I've been trying to a good contrast for my DNA bands, however I haven't been so successful. I've been running the ladders only to make sure I get a good contrast before further experimentation. I created the gel using 70mL 1X TAE buffer, 0.84g of agarose (so about 1.2% gel), and 28ul EtBr. I set the electrophoresis box at 90V for about 1 hour hoping to get a better gel but the results came out looking the same as if I had ran it at 110V. I've attached a picture of my gel. It was taken with a DSLR, no flash, 20 seconds exposure time. Any tips would help. Thanks
I normally use 1-2 ul (depending on whether my gut tells me I have a lot of DNA, or a little that day) in a 70 ml 1% gel (which is probably 60-65 ml after boiling in the microwave). I have no trouble whatsoever seeing ladders and DNA samples of down to 100 ug in wells not much bigger than about 4 mm.
Here are the factors that you can manipulate to alter the brightness:
- Amount of EtBr. More is brighter. (However, you already use a lot - using less may even be better because it would reduce background while still saturating the DNA with EtBr)
- Amount of DNA. More is brighter. To avoid guesswork, use a ladder and consult the instructions in its manual or spec sheet. They usually have an example picture of a gel, and say exactly how they obtained it.
- You messed up. Do other people in the lab get good gels? Ask them to do the protocol with you.
- Sample preparation. Are you using a loading dye in the correct amount? Is the DNA diffusing out of the wells? Are you spilling a lot of it when you load?
- Band width. Obviously if you load the same amount of DNA in a well 4 times as wide, it will be 4 times fainter.
- Strength of UV light. Many illuminators have a knob to adjust the intensity, people turn it down to avoid damaging DNA when gel-purifying restriction fragments. You can also play with intensity, gamma and exposure in a geldoc machine.
- Quality of EtBr. I've never actually had this happen, but your stock may be bad for some reason. Ask another lab for a ul or two to easily control for this.
- Quality of DNA. Obviously, your sample must actually have DNA in it, and not be degraded. You can check amount and purity easily with a spectrophotometer, but it will not tell you if the DNA has been digested into its component nucleotides (that is usually checked with a gel).

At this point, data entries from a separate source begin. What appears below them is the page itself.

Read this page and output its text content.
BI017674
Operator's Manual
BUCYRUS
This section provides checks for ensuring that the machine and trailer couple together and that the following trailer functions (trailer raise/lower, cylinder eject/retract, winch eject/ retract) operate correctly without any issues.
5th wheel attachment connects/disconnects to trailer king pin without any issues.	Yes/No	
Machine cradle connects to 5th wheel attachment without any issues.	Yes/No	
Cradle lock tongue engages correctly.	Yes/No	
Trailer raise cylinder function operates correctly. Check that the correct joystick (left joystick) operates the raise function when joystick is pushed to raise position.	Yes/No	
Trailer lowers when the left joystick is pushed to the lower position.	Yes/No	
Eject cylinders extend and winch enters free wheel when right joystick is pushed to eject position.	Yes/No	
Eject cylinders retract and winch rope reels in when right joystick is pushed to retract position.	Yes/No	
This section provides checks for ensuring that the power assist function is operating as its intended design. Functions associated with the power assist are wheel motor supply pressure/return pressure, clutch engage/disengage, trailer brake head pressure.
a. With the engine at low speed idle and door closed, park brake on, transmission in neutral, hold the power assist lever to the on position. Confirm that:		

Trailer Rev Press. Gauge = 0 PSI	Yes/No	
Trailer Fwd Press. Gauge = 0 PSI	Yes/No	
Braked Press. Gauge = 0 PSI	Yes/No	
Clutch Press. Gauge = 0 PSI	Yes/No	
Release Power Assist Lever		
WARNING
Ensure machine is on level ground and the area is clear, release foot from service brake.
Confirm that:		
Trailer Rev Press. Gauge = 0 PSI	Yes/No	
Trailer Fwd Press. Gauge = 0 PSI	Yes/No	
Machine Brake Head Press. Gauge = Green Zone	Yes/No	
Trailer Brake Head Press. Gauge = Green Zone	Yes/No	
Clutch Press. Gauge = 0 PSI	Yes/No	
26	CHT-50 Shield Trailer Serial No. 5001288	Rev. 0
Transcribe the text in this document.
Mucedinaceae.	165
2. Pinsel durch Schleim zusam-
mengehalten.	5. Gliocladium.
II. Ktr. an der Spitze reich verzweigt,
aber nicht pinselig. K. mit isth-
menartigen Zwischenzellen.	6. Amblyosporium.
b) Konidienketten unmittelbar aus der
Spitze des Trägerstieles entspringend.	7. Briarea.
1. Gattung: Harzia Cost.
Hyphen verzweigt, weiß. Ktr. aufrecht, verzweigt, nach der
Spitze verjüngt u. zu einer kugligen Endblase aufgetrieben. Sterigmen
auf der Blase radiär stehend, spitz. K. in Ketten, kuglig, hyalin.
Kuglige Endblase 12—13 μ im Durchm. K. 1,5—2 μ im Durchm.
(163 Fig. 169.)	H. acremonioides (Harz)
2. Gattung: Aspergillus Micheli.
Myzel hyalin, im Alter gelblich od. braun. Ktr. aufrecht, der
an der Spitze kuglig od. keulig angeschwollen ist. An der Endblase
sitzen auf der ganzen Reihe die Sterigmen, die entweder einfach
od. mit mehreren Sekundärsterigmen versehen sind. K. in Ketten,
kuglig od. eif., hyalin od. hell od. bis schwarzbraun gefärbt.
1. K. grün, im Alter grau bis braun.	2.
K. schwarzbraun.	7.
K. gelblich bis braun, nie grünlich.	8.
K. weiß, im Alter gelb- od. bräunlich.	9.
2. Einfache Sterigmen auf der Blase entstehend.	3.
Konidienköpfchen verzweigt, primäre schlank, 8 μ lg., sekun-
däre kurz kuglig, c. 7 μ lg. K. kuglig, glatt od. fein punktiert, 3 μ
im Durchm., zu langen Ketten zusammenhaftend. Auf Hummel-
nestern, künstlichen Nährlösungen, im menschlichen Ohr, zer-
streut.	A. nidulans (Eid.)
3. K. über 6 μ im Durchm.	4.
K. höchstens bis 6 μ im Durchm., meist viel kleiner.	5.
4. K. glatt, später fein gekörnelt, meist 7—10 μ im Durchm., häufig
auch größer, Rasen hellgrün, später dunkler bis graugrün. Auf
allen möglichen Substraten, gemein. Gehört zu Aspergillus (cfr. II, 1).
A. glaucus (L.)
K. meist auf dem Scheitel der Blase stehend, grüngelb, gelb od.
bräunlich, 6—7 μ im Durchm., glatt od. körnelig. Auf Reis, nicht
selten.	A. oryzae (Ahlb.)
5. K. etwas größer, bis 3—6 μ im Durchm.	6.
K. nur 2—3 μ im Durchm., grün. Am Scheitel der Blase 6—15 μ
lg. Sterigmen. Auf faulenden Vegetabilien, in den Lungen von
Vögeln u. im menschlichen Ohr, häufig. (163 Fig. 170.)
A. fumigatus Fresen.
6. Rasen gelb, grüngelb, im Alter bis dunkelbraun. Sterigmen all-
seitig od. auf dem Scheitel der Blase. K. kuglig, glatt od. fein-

- Amount of gel. The crucial variable is obviously not total amount of EtBr, but concentration. Less gel, brighter bands - but you seem to be using a standard gel amount.
- Quality of gel. Again, never had this happen, but try making the gel with someone else's reagents.
I can see that you have a ladder in the middle, so at least some DNA is definitely there.
Also, keep in mind that off-the-shelf cameras are not good at imaging the EtBr fluorescence, because the wavelength is a bit unusual. The nice pictures you see in papers are taken with a specialized geldoc machine or a camera with an appropriate filter.